Member of Parliament, Rajya Sabha
- Incumbent
- Assumed office 5 July 2022
- Preceded by: P. Chidambaram
- Constituency: Maharashtra

Personal details
- Born: Mohammed Imran Khan 6 August 1987 (age 39) Pratapgarh, Uttar Pradesh, India
- Citizenship: India
- Party: Indian National Congress
- Parent: Mohammad Iliyas Khan(Father)
- Education: MA, In Hindi Literature Allahabad University
- Occupation: Poet, politician
- Awards: Yash Bharati Award 2016

= Imran Pratapgarhi =

Indian Urdu poet and politician

Imran Pratapgarhi (born 6 August 1987) is an Indian Urdu-language poet and politician, who is a Member of Parliament in the Rajya Sabha, the upper house of Indian Parliament. He represents the Indian state of Maharashtra. Pratapgarhi is known for his protest poetry that particularises the Muslim experience and identity in India and other parts of the world; he is especially known for his Urdu nazms "Madrasa" and "Han Main Kashmir Hoon."

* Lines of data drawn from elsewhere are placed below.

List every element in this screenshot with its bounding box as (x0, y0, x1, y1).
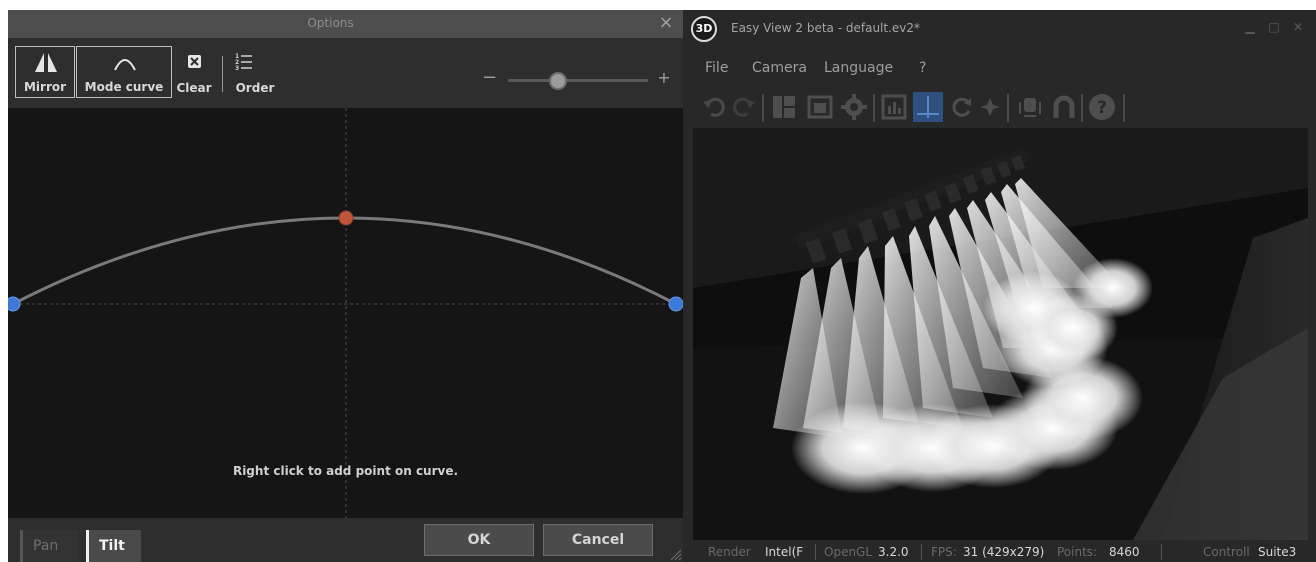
controller-value: Suite3 (1258, 545, 1297, 559)
cancel-button[interactable]: Cancel (543, 524, 653, 556)
curve-editor-canvas[interactable]: Right click to add point on curve. (8, 108, 683, 518)
layout-icon[interactable] (769, 92, 799, 122)
easy-view-titlebar[interactable]: 3D Easy View 2 beta - default.ev2* ▁ □ ✕ (683, 10, 1316, 46)
opengl-label: OpenGL (824, 545, 873, 559)
zoom-slider[interactable] (508, 79, 648, 82)
curve-graph (8, 108, 683, 518)
refresh-icon[interactable] (947, 92, 977, 122)
options-dialog: Options × Mirror Mode curve Clear 1 2 3 … (8, 10, 683, 562)
toolbar-separator (762, 94, 764, 122)
menu-help[interactable]: ? (919, 60, 926, 76)
order-label: Order (235, 81, 275, 95)
mode-curve-label: Mode curve (84, 80, 164, 94)
order-button[interactable]: 1 2 3 Order (230, 46, 280, 98)
tab-pan[interactable]: Pan (20, 530, 78, 562)
svg-text:?: ? (1097, 98, 1107, 118)
render-value: Intel(F (765, 545, 804, 559)
status-separator (921, 544, 922, 560)
curve-start-point[interactable] (8, 296, 21, 312)
star-icon[interactable] (975, 92, 1005, 122)
menu-file[interactable]: File (705, 60, 728, 76)
zoom-slider-thumb[interactable] (549, 72, 567, 90)
window-icon[interactable] (805, 92, 835, 122)
svg-text:3: 3 (235, 65, 239, 72)
chart-icon[interactable] (879, 92, 909, 122)
options-footer: Pan Tilt OK Cancel (8, 518, 683, 562)
status-separator (1161, 544, 1162, 560)
clear-label: Clear (176, 81, 212, 95)
status-separator (815, 544, 816, 560)
points-label: Points: (1057, 545, 1098, 559)
magnet-icon[interactable] (1049, 92, 1079, 122)
fps-label: FPS: (931, 545, 957, 559)
order-icon: 1 2 3 (235, 53, 252, 72)
clear-icon (188, 55, 201, 68)
toolbar-separator (222, 56, 223, 92)
mode-curve-button[interactable]: Mode curve (76, 46, 172, 98)
fixture-icon[interactable] (1015, 92, 1045, 122)
menu-bar: File Camera Language ? (683, 60, 1316, 84)
curve-icon (114, 59, 136, 71)
mirror-button[interactable]: Mirror (15, 46, 75, 98)
minimize-icon[interactable]: ▁ (1243, 20, 1257, 34)
menu-language[interactable]: Language (824, 60, 893, 76)
help-icon[interactable]: ? (1087, 92, 1117, 122)
mirror-label: Mirror (23, 80, 67, 94)
options-titlebar[interactable]: Options × (8, 10, 683, 38)
fps-value: 31 (429x279) (963, 545, 1045, 559)
curve-mid-point[interactable] (338, 210, 354, 226)
opengl-value: 3.2.0 (878, 545, 909, 559)
toolbar-separator (873, 94, 875, 122)
curve-hint-text: Right click to add point on curve. (232, 464, 459, 478)
zoom-in-icon[interactable]: + (656, 68, 672, 88)
tilt-curve[interactable] (12, 216, 677, 306)
ok-button[interactable]: OK (424, 524, 534, 556)
stage-render (693, 128, 1308, 540)
controller-label: Controll (1203, 545, 1250, 559)
toolbar-separator (1123, 94, 1125, 122)
redo-icon[interactable] (729, 92, 759, 122)
options-title: Options (307, 16, 354, 30)
menu-camera[interactable]: Camera (752, 60, 807, 76)
curve-end-point[interactable] (668, 296, 683, 312)
clear-button[interactable]: Clear (174, 46, 214, 98)
easy-view-toolbar: ? (683, 88, 1316, 128)
app-logo-icon: 3D (691, 16, 717, 42)
render-label: Render (708, 545, 751, 559)
mirror-icon (35, 53, 57, 72)
easy-view-window: 3D Easy View 2 beta - default.ev2* ▁ □ ✕… (683, 10, 1316, 562)
resize-grip-icon[interactable] (669, 548, 681, 560)
tab-tilt[interactable]: Tilt (86, 530, 141, 562)
window-title: Easy View 2 beta - default.ev2* (731, 21, 921, 35)
toolbar-separator (1081, 94, 1083, 122)
close-icon[interactable]: × (657, 13, 675, 33)
toolbar-separator (1007, 94, 1009, 122)
status-bar: Render Intel(F OpenGL 3.2.0 FPS: 31 (429… (683, 542, 1316, 562)
undo-icon[interactable] (699, 92, 729, 122)
maximize-icon[interactable]: □ (1267, 20, 1281, 34)
zoom-out-icon[interactable]: − (482, 68, 497, 88)
options-toolbar: Mirror Mode curve Clear 1 2 3 Order − + (8, 38, 683, 108)
3d-viewport[interactable] (693, 128, 1308, 540)
points-value: 8460 (1109, 545, 1140, 559)
settings-icon[interactable] (839, 92, 869, 122)
axes-icon[interactable] (913, 92, 943, 122)
window-close-icon[interactable]: ✕ (1291, 20, 1305, 34)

Pratapgarhi was a losing candidate in the 2019 Indian general election as an Indian National Congress candidate from Moradabad Lok Sabha constituency. Pratapgarhi was appointed chairman of the Minority Department of the All India Congress Committee on 3 June 2021. He has been listed as one of the most influential Muslims of 2024 by Muslim Mirror.

==Early life and poetic career==
Pratapgarhi was born as Mohammed Imran Khan to Mohammed Iliyas Khan in Pratapgarh, Uttar Pradesh. He completed his master's in Hindi literature from Allahabad University. At that time he wrote poetry in Hindi and participated in Kavi Sammelans (poetry symposiums). He started participating in Mushairas in 2008 and his Nazm Madrasa became popular. Apart from Madarsa, his other writings include Filisteen, Najeeb, and Umar out of over 100 Nazms written by him.

== Political career ==
A critic of Narendra Modi, Pratapgarhi joined the Indian National Congress and contested in 2019 Indian general election from Moradabad, where he lost to S. T. Hasan of Samajwadi Party with a margin of more than half a million votes (590,218 votes).

Pratapgarhi was appointed AICC minority department chairman on 3 June 2021.

In June 2022, Pratapgarhi was elected to the Rajya Sabha from Maharashtra on Indian National Congress nomination.

== Positions held ==
| 2022
| Elected to Rajya Sabha from Maharashtra

- Member, Standing Committee on Health and Family Welfare
- Member, Consultative Committee for the Ministry of Commerce and Industry

2024
- Member, Standing Committee on Transport, Tourism and Culture

- Member, Consultative Committee for the Ministry of Minority Affairs

==Awards==
- Yash Bharti Award 2016 - highest Award of Uttar Pradesh Government.